In short: The state of Washington is a national leader in educational innovation, especially in STEM and the Next Generation Science Standards. The National Science Teachers Associations works with us to develop student and teacher training, accountability and assessment programs. Our educators help write, review and assess the national standards. The NSTA Area Science Conference is in Seattle this December, I am the chair and I invite you to come and listen while Washington state educators train others from around the region in innovative education.
This state has a requirement that all teachers receive at least 15 hours of STEM continuing education to recertify, regardless of their subject or grade level. The OSPI, the Educational Service Districts, school districts and schools all partner with Boeing, Microsoft, Battelle, WASTEM, WSU, UW, EWU, CWU, WWU, Gonzaga, Whitman, Whitworth, Energy Northwest, Fred Hutchinson with hundreds of innovative programs; you can simply look these up online.
The OSPI is committed to accountability at every level. Recertification requirements are among the strongest in the country. Teachers have district and ESD support for on-the-job improvement. There is professional development through the year from a variety of sources.
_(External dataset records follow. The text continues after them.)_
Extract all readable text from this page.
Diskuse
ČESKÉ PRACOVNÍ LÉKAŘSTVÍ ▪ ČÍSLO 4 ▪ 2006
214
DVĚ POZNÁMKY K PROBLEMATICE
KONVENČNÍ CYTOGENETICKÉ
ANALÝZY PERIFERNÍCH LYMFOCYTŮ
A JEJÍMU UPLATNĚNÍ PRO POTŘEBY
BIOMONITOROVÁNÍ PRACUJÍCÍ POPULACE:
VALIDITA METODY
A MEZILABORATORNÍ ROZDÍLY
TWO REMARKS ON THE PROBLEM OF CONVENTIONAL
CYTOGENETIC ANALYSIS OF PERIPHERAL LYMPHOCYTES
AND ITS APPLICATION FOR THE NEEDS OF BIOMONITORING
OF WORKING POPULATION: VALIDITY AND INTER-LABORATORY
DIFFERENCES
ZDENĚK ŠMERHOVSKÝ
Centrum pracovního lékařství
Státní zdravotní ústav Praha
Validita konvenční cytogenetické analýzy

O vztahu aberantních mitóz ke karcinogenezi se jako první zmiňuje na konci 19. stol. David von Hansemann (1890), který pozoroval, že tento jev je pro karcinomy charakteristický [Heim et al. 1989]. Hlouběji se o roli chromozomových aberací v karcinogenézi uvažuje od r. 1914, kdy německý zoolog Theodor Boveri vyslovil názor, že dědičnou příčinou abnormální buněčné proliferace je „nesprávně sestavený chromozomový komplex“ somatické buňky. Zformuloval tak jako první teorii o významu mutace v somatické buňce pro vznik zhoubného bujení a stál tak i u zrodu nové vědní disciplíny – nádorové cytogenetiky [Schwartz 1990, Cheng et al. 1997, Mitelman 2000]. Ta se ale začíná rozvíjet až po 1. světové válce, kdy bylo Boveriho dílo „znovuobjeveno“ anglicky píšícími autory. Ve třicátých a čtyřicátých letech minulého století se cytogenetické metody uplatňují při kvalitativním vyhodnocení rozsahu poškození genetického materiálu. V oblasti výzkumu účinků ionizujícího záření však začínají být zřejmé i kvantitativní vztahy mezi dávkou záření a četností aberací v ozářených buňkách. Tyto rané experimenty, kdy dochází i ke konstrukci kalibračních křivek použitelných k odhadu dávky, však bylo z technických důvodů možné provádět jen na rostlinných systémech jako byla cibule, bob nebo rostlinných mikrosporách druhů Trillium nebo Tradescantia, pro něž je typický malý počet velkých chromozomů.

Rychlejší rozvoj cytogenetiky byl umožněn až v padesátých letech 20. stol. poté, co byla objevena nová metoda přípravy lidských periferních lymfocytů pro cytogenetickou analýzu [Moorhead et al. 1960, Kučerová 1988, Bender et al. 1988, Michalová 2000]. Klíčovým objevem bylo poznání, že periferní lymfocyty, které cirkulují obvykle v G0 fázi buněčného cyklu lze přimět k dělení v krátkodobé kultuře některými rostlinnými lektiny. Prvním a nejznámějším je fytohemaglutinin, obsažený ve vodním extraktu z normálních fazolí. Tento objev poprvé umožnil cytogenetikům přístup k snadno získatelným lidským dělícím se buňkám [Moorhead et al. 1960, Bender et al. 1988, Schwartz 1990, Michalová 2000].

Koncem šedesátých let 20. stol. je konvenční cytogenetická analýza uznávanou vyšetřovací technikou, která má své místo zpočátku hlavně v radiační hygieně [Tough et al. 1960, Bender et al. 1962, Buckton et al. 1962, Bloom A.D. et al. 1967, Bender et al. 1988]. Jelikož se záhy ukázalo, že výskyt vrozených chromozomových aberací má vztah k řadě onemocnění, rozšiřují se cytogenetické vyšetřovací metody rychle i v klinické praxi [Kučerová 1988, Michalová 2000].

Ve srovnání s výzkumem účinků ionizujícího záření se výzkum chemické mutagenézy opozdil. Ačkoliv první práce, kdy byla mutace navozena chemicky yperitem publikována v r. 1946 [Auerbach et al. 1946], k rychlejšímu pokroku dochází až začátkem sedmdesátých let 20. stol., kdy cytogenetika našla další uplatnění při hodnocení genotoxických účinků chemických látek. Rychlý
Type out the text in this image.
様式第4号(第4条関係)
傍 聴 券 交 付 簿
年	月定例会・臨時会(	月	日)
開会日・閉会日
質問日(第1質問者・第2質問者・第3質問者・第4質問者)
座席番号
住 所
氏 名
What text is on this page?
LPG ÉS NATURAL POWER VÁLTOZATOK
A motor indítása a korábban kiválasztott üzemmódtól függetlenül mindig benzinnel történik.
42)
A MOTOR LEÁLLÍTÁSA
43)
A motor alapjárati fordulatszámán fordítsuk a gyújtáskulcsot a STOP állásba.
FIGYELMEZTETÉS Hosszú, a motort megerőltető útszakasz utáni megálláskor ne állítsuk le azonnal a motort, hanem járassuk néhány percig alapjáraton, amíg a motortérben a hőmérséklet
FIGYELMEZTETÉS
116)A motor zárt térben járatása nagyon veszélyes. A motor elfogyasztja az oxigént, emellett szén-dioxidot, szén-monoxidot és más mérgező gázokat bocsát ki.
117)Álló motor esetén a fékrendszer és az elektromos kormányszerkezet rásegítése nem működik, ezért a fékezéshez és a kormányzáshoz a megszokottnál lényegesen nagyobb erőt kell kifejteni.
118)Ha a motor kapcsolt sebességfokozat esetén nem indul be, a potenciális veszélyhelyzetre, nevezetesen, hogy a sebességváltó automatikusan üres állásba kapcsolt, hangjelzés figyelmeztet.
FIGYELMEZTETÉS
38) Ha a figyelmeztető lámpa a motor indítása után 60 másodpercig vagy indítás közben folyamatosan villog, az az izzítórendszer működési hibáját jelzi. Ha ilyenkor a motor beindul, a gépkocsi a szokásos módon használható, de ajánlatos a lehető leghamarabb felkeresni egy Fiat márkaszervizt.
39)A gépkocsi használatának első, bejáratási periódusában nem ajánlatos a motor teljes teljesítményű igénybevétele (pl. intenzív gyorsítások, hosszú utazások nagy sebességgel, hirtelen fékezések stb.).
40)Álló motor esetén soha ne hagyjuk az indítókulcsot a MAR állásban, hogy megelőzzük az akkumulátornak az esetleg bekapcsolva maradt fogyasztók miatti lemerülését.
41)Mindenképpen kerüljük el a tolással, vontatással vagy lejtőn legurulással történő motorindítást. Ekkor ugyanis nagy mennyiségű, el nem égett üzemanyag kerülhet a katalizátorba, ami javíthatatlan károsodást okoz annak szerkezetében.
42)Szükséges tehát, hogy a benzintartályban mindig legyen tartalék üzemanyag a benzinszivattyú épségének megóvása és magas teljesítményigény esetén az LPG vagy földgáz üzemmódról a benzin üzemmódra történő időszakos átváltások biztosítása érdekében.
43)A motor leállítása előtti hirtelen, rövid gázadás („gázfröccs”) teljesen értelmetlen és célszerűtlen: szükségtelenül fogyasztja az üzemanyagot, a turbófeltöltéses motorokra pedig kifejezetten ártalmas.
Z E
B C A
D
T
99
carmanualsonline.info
We have among the highest of all graduation requirements, including math, science, technical and all liberal arts subjects. There are core paths as well as individual paths for all students to any kind of postsecondary life they want. We have one of the strongest CTE programs in the country. CTE stands for Career and Technical Education, which replaced “vocational education” years ago. Our former superintendent, Randy Dorn, was a champion of CTE and strengthened this program, and Chris Reykdal is continuing that. We follow the “All Standards for All Students” philosophy and students all must have graduation paths set up with their schools, regardless of whether they are going right to work or to community college, trade school, college or university.
Of the points you raised, these three – innovation, accountability and graduation requirements – really were dumbfounding. To suggest that this state is not innovative or accountable and does not have strong graduation requirements just demonstrates a lack of awareness.
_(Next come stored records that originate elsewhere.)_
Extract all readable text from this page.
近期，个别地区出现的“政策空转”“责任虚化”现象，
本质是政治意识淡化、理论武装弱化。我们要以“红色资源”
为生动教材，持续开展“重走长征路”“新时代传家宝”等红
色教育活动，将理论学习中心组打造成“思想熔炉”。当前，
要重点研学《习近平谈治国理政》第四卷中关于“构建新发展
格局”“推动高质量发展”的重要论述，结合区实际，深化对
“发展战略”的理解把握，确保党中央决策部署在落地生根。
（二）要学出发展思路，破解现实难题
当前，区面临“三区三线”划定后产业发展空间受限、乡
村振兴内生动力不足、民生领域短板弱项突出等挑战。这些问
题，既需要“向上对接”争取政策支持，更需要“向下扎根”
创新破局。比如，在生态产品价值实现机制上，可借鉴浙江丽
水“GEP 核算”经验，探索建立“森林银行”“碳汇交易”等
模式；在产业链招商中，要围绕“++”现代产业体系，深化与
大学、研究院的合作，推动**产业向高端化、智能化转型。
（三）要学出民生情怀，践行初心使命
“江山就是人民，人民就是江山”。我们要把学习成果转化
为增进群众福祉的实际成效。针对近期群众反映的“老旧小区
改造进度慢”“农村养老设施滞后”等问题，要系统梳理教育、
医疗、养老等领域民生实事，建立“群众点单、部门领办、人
The final point on charter schools I disagree with completely. I do not think charter schools are the answer to fixing a public education system. They simply have become a way for people with money to get their children out of public schools. Years of trials and research have just proved the same thing: Schools in areas where ed, whether they are public or private or charter or state, in areas that support education with money, do well. Others do not. You don’t “fix public education” by pulling money away from it.
John P. McNamara is president-elect of the Washington Science Teachers Association, chair of the NSTA 2019 Seattle Area Conference, and a Washington State University emeritus professor.